La monarchie parlementaire mise en place après l'indépendance dérive ainsi, dès les années 1960, vers un pouvoir personnel qui double ou annule la souveraineté de l'Assemblée Nationale : aux élections législatives se présentent les candidats agréés par le Sangkum ; le Congrès national semestriel, qui permet à chacun de venir exprimer ses doléances devant le prince Sihanouk, prend le pas sur l'Assemblée Nationale et se transforme en simple approbation de ses décisions.

Jusqu'à la fin des années 1960, la structure politique au Cambodge, dominée par le rassemblement national dans le Sangkum, est donc celle d'une majorité paysanne traditionnellement fidèle au prince ; de parlementaires et hommes politiques ralliés, par conviction réelle ou forcée et dont beaucoup se désintéressent d'une vie publique où ils ne peuvent guère s'exprimer ; d'une minorité d'opposants discrets mais actifs que le prince s'efforce à certains moments de se concilier en leur proposant des postes au gouvernement ; et, enfin, d'une génération montante de jeunes diplômés qui ne gagnent guère la confiance du prince, lequel préfère se fier à ses propres idées1. La prédominance du prince s'exprime de façon plus évidente encore en politique extérieure car son inlassable travail médiatique fait vite connaître le royaume dans le monde.

1 Voir notamment Jean-Claude POMONTI et Serge THION, op. cit., pp. 71-72 et 94-95.

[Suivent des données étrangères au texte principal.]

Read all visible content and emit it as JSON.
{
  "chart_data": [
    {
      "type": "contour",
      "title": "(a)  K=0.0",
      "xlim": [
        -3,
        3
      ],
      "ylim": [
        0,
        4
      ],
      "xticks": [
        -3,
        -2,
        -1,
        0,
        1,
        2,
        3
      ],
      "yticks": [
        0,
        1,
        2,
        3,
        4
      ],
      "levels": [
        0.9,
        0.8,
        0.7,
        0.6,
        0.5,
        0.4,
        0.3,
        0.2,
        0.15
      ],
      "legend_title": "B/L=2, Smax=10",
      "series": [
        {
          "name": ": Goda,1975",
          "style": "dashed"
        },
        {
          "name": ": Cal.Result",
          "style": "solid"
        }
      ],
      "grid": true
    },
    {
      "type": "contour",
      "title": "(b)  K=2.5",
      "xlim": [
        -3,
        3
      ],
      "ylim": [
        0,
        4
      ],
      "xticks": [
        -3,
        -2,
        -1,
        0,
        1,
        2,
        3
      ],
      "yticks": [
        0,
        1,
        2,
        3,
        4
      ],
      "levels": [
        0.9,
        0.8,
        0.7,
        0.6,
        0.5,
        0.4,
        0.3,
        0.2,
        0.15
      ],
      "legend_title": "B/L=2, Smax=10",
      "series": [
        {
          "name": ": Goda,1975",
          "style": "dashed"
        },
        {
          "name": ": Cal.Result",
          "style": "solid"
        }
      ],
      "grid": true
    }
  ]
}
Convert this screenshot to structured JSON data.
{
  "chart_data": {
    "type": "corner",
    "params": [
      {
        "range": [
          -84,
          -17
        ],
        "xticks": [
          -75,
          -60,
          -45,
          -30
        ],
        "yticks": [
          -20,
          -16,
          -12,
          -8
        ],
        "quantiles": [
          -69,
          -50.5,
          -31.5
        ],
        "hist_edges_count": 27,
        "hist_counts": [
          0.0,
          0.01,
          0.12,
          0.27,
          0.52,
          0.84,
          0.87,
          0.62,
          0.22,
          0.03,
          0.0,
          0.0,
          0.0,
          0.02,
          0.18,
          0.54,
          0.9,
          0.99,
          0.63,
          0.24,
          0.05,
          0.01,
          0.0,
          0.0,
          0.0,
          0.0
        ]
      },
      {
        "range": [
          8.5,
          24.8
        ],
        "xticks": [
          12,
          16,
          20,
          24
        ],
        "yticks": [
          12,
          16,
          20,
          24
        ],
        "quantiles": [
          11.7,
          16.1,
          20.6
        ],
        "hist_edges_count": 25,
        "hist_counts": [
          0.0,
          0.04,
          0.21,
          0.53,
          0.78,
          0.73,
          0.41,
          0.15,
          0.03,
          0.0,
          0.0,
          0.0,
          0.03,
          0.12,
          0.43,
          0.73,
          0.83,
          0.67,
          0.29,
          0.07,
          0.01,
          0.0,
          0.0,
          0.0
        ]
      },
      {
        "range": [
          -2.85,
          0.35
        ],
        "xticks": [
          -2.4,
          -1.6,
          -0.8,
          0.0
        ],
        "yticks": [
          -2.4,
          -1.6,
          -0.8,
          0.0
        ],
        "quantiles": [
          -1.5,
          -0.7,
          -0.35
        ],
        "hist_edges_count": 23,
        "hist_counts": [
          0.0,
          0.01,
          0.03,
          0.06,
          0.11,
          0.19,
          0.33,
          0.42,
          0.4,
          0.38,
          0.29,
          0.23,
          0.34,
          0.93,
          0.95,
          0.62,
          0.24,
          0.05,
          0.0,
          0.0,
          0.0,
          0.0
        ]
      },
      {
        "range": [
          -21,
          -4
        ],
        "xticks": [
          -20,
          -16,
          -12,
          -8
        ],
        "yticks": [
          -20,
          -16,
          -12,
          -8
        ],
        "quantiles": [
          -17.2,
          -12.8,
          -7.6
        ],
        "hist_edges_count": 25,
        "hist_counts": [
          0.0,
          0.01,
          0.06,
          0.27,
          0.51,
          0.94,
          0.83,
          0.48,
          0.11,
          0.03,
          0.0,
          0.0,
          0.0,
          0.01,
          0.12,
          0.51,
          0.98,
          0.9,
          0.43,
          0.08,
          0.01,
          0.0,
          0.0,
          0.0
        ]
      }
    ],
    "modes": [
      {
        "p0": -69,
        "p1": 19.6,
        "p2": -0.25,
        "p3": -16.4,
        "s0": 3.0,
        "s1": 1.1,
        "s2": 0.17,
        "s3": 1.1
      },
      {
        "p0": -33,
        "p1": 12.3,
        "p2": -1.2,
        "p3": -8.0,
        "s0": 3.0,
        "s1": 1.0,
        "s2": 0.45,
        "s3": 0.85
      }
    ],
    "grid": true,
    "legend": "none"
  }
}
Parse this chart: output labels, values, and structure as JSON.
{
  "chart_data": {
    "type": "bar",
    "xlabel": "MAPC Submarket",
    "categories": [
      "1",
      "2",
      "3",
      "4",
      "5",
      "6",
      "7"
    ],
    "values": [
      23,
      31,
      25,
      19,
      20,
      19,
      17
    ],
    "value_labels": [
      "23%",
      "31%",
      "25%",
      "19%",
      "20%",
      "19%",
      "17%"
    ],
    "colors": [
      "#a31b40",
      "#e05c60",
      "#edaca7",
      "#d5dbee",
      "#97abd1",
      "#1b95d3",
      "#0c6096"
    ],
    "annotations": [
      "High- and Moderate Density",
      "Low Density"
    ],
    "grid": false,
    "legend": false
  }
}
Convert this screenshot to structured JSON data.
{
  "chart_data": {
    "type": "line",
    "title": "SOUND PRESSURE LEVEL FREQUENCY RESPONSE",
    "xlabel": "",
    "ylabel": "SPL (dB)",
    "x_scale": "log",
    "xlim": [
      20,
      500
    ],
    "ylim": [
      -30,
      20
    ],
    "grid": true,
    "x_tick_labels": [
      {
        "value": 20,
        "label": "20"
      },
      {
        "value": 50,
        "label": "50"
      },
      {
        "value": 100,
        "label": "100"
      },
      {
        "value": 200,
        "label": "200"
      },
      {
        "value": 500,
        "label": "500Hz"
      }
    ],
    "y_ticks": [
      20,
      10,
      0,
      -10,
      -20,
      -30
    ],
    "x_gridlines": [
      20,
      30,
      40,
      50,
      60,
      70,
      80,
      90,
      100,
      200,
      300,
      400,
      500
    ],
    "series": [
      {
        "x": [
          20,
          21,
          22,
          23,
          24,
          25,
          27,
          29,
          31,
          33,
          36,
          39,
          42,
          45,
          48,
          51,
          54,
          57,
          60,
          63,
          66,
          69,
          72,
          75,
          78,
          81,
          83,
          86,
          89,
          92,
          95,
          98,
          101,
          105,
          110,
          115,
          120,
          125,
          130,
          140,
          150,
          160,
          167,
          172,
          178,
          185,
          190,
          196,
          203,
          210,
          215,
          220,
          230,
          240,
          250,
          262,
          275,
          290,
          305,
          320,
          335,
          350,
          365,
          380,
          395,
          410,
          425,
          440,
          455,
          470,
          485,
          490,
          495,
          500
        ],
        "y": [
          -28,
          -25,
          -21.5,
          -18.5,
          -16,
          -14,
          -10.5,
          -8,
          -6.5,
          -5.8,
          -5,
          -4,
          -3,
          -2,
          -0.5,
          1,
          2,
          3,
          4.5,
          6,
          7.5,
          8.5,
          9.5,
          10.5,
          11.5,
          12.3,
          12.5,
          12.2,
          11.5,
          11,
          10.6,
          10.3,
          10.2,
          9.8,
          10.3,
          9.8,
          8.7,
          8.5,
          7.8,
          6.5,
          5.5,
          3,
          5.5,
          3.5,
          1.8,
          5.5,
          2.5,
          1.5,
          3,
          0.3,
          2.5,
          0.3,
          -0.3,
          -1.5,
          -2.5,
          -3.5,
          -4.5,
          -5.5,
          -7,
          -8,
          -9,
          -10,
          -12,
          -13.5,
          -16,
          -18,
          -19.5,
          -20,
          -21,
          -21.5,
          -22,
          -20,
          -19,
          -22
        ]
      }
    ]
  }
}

C - Neutralisme et aides étrangères : l'ouverture d'un nouveau type de négociations

L'indépendance replace le Cambodge sur l'échiquier géopolitique de l'Asie du Sud-Est avec, cette fois, l'arrière-plan de la guerre froide dont l'Indochine est un lieu stratégique. Les Accords de Genève en 1954 ont en effet entériné la séparation en deux du Viêt Nam. Le régime de Ngô Dinh Diêm, au Sud, est appuyé par les Etats-Unis, tandis que le Nord est contrôlé par le mouvement communiste et nationaliste du Viêt-minh, dirigé par Ho Chi Minh. Celui-ci est soutenu par la Chine Populaire et l'Union Soviétique. La Thaïlande, enfin, se trouve elle aussi dans la zone d'influence américaine.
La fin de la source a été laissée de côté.